The gap between the goals was timed at 11 seconds - and in that space of time, the destiny of the three points was decided.
Spurs needed to find a way back into a game in which they had self-destructed, and Bentley almost provided hope with a long-range free-kick turned over the top in acrobatic fashion by Almunia.
Van Persie's opening goal exposed Spurs' defensive frailty
Then, as if to confirm their defensive incompetence of the first half was by no means an accident, Spurs switched off fatally once more as Arsenal extended their lead with a third goal on the hour.
As the linesman flagged for a foul by Assou-Ekotto on Eduardo, Spurs defenders stood around obligingly as referee Clattenburg played a splendid advantage. Sagna took advantage with a ball into the box that was bundled home by Van Persie.

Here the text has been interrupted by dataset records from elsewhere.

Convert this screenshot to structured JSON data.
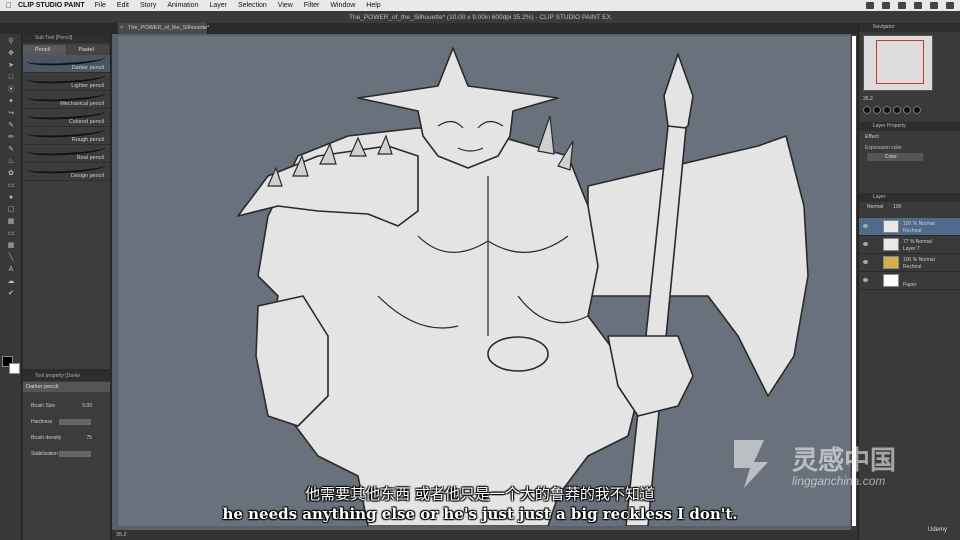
{
  "menubar": {
    "app_name": "CLIP STUDIO PAINT",
    "menus": [
      "File",
      "Edit",
      "Story",
      "Animation",
      "Layer",
      "Selection",
      "View",
      "Filter",
      "Window",
      "Help"
    ]
  },
  "window": {
    "title": "The_POWER_of_the_Silhouette* (10.00 x 9.00in 600dpi 35.2%) - CLIP STUDIO PAINT EX",
    "doc_tab": "The_POWER_of_the_Silhouette*"
  },
  "subtool": {
    "panel_title": "Sub Tool [Pencil]",
    "tabs": [
      "Pencil",
      "Pastel"
    ],
    "brushes": [
      "Darker pencil",
      "Lighter pencil",
      "Mechanical pencil",
      "Colored pencil",
      "Rough pencil",
      "Real pencil",
      "Design pencil"
    ],
    "active_index": 0
  },
  "tool_property": {
    "panel_title": "Tool property [Darke",
    "brush_name": "Darker pencil",
    "rows": [
      {
        "label": "Brush Size",
        "value": "5.00"
      },
      {
        "label": "Hardness",
        "value": ""
      },
      {
        "label": "Brush density",
        "value": "75"
      },
      {
        "label": "Stabilization",
        "value": ""
      }
    ]
  },
  "canvas": {
    "status_zoom": "35.2"
  },
  "navigator": {
    "title": "Navigator",
    "zoom_value": "35.2"
  },
  "layer_property": {
    "title": "Layer Property",
    "effect_label": "Effect",
    "expression_label": "Expression color",
    "expression_value": "Color"
  },
  "layers": {
    "title": "Layer",
    "blend_mode": "Normal",
    "opacity": "100",
    "items": [
      {
        "line1": "100 % Normal",
        "line2": "Rechnul",
        "active": true
      },
      {
        "line1": "77 % Normal",
        "line2": "Layer 7",
        "active": false
      },
      {
        "line1": "100 % Normal",
        "line2": "Rechnul",
        "active": false
      },
      {
        "line1": "",
        "line2": "Paper",
        "active": false
      }
    ]
  },
  "subtitles": {
    "chinese": "他需要其他东西 或者他只是一个大的鲁莽的我不知道",
    "english": "he needs anything else or he's just just a big reckless I don't."
  },
  "watermark": {
    "brand_cn": "灵感中国",
    "brand_en": "lingganchina.com",
    "udemy": "Udemy"
  }
}
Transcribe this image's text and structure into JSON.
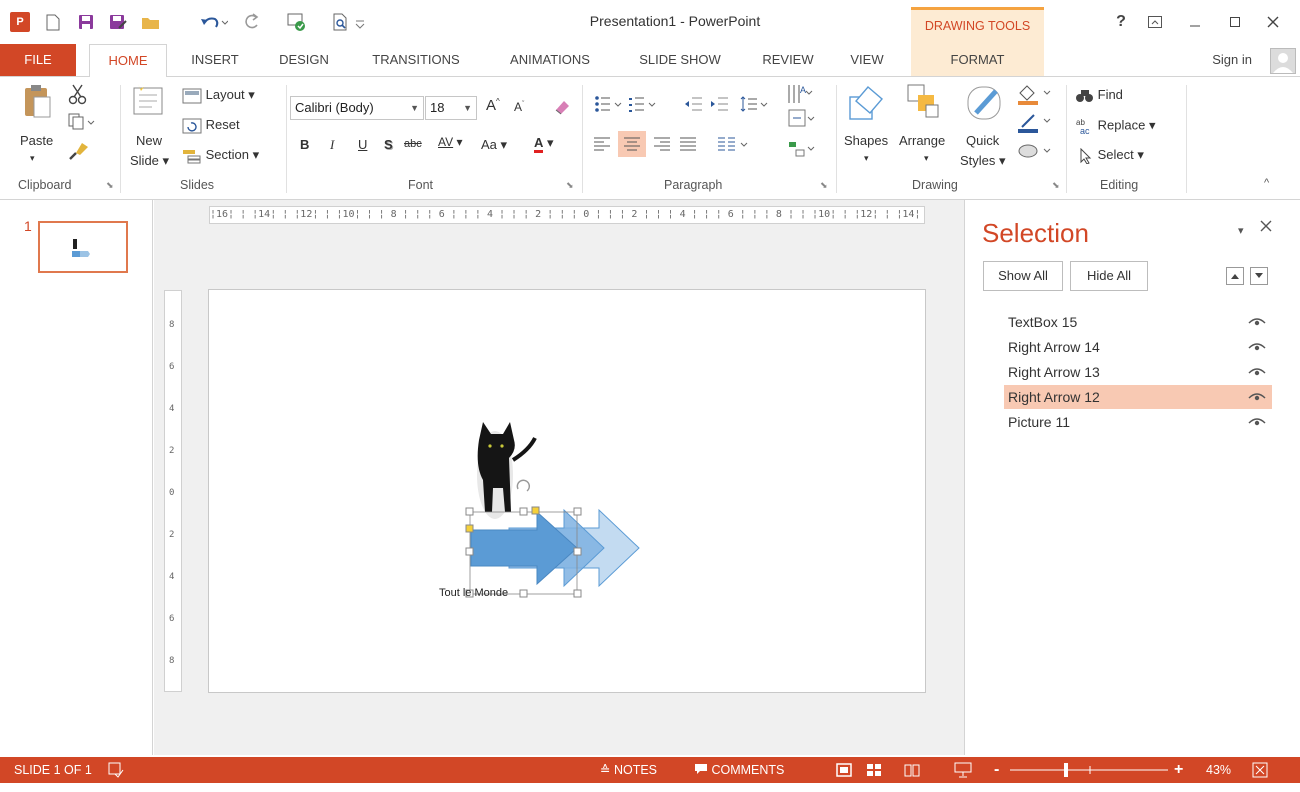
{
  "window": {
    "title": "Presentation1 - PowerPoint",
    "contextual_tab_group": "DRAWING TOOLS",
    "help": "?",
    "app_badge": "P"
  },
  "tabs": {
    "file": "FILE",
    "home": "HOME",
    "insert": "INSERT",
    "design": "DESIGN",
    "transitions": "TRANSITIONS",
    "animations": "ANIMATIONS",
    "slideshow": "SLIDE SHOW",
    "review": "REVIEW",
    "view": "VIEW",
    "format": "FORMAT"
  },
  "signin": "Sign in",
  "ribbon": {
    "clipboard": {
      "label": "Clipboard",
      "paste": "Paste"
    },
    "slides": {
      "label": "Slides",
      "new": "New",
      "slide": "Slide",
      "layout": "Layout",
      "reset": "Reset",
      "section": "Section"
    },
    "font": {
      "label": "Font",
      "name": "Calibri (Body)",
      "size": "18",
      "bold": "B",
      "italic": "I",
      "underline": "U",
      "shadow": "S",
      "strike": "abc",
      "spacing": "AV",
      "case": "Aa",
      "grow": "A",
      "shrink": "A",
      "color": "A"
    },
    "paragraph": {
      "label": "Paragraph"
    },
    "drawing": {
      "label": "Drawing",
      "shapes": "Shapes",
      "arrange": "Arrange",
      "quick": "Quick",
      "styles": "Styles"
    },
    "editing": {
      "label": "Editing",
      "find": "Find",
      "replace": "Replace",
      "select": "Select"
    }
  },
  "thumbnails": {
    "number": "1"
  },
  "ruler": {
    "horizontal": "¦16¦ ¦ ¦14¦ ¦ ¦12¦ ¦ ¦10¦ ¦ ¦ 8 ¦ ¦ ¦ 6 ¦ ¦ ¦ 4 ¦ ¦ ¦ 2 ¦ ¦ ¦ 0 ¦ ¦ ¦ 2 ¦ ¦ ¦ 4 ¦ ¦ ¦ 6 ¦ ¦ ¦ 8 ¦ ¦ ¦10¦ ¦ ¦12¦ ¦ ¦14¦ ¦ ¦16¦",
    "vertical": [
      "8",
      "6",
      "4",
      "2",
      "0",
      "2",
      "4",
      "6",
      "8"
    ]
  },
  "slide": {
    "textbox_text": "Tout le Monde"
  },
  "selection_pane": {
    "title": "Selection",
    "show_all": "Show All",
    "hide_all": "Hide All",
    "items": [
      {
        "name": "TextBox 15"
      },
      {
        "name": "Right Arrow 14"
      },
      {
        "name": "Right Arrow 13"
      },
      {
        "name": "Right Arrow 12",
        "selected": true
      },
      {
        "name": "Picture 11"
      }
    ]
  },
  "status": {
    "slide": "SLIDE 1 OF 1",
    "notes": "NOTES",
    "comments": "COMMENTS",
    "zoom": "43%",
    "minus": "-",
    "plus": "+"
  },
  "colors": {
    "accent": "#d24726",
    "contextual": "#fdebd3",
    "selected_item": "#f8c9b3",
    "arrow": "#5b9bd5"
  }
}
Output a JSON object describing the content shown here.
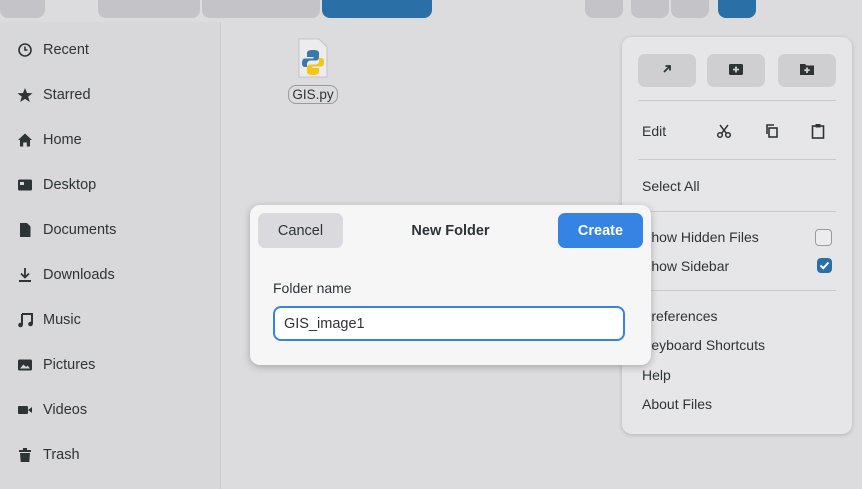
{
  "sidebar": {
    "items": [
      {
        "label": "Recent",
        "icon": "clock-icon"
      },
      {
        "label": "Starred",
        "icon": "star-icon"
      },
      {
        "label": "Home",
        "icon": "home-icon"
      },
      {
        "label": "Desktop",
        "icon": "desktop-icon"
      },
      {
        "label": "Documents",
        "icon": "document-icon"
      },
      {
        "label": "Downloads",
        "icon": "download-icon"
      },
      {
        "label": "Music",
        "icon": "music-icon"
      },
      {
        "label": "Pictures",
        "icon": "picture-icon"
      },
      {
        "label": "Videos",
        "icon": "video-icon"
      },
      {
        "label": "Trash",
        "icon": "trash-icon"
      }
    ]
  },
  "content": {
    "files": [
      {
        "name": "GIS.py",
        "icon": "python-file-icon"
      }
    ]
  },
  "menu": {
    "top_buttons": [
      {
        "icon": "open-external-icon"
      },
      {
        "icon": "new-window-icon"
      },
      {
        "icon": "new-folder-icon"
      }
    ],
    "edit_label": "Edit",
    "edit_icons": [
      "cut-icon",
      "copy-icon",
      "paste-icon"
    ],
    "select_all": "Select All",
    "show_hidden_files": "Show Hidden Files",
    "show_hidden_files_checked": false,
    "show_sidebar": "Show Sidebar",
    "show_sidebar_checked": true,
    "preferences": "Preferences",
    "keyboard_shortcuts": "Keyboard Shortcuts",
    "help": "Help",
    "about": "About Files"
  },
  "dialog": {
    "cancel_label": "Cancel",
    "title": "New Folder",
    "create_label": "Create",
    "field_label": "Folder name",
    "folder_name_value": "GIS_image1"
  },
  "colors": {
    "accent": "#3584e4",
    "header_accent": "#2a6fa6",
    "checkbox_on": "#2a6fa6"
  }
}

Keane was hauled off to a reception liberally sprinkled with mockery as Redknapp took the desperate measure of introducing Roman Pavlyuchenko.
Arsenal were revelling in the time and space they were being afforded and Eduardo was guilty of squandering an opportunity to make it four when he shot wide with only Gomes to beat after being released by Fabregas.
Tottenham simply indulged in damage limitation until the final whistle - but many of their aspirations have now been placed in context, after they failed to seriously test an Arsenal team they believe they can beat to a place in the Premier League's top four.
Arsenal manager Arsene Wenger:
"It was the kind of game where both teams lacked fluidity in the first 25 minutes. We took advantage of two opportunities and that changed the game completely - it could have been four or five. We should have scored more.
"The back five did very well, we didn't give any chances away and during a difficult period of the game they kept us in it. But any mistakes and your opponent can take advantage of them, and we did that. It was a shock for them to concede the first goal and we took advantage of the goal.
"Our club deserves a lot of credit - a derby is a very different game no matter how good you are, but it shows we can prepare and turn up for the game every time."
Tottenham manager Harry Redknapp:
"On 42 minutes I felt the crowd were getting onto them, they weren't creating anything worth talking about, and I felt very comfortable. I'm looking up at the clock with three minutes to half time and thinking we've done our job. I could see us certainly getting a big result. But it all turned upside-down.
"We switched off from a throw-in, then gave them the ball back, we're 2-0 down and the game's over. We committed suicide, really. All three goals were scandalous, there wasn't a good goal amongst them. Giving Fabregas the ball from the kick-off was Sunday morning football.
"We've not hit a blip - we got beaten by Arsenal today but we've got 19 points and we'll still be right up there at the end of the season."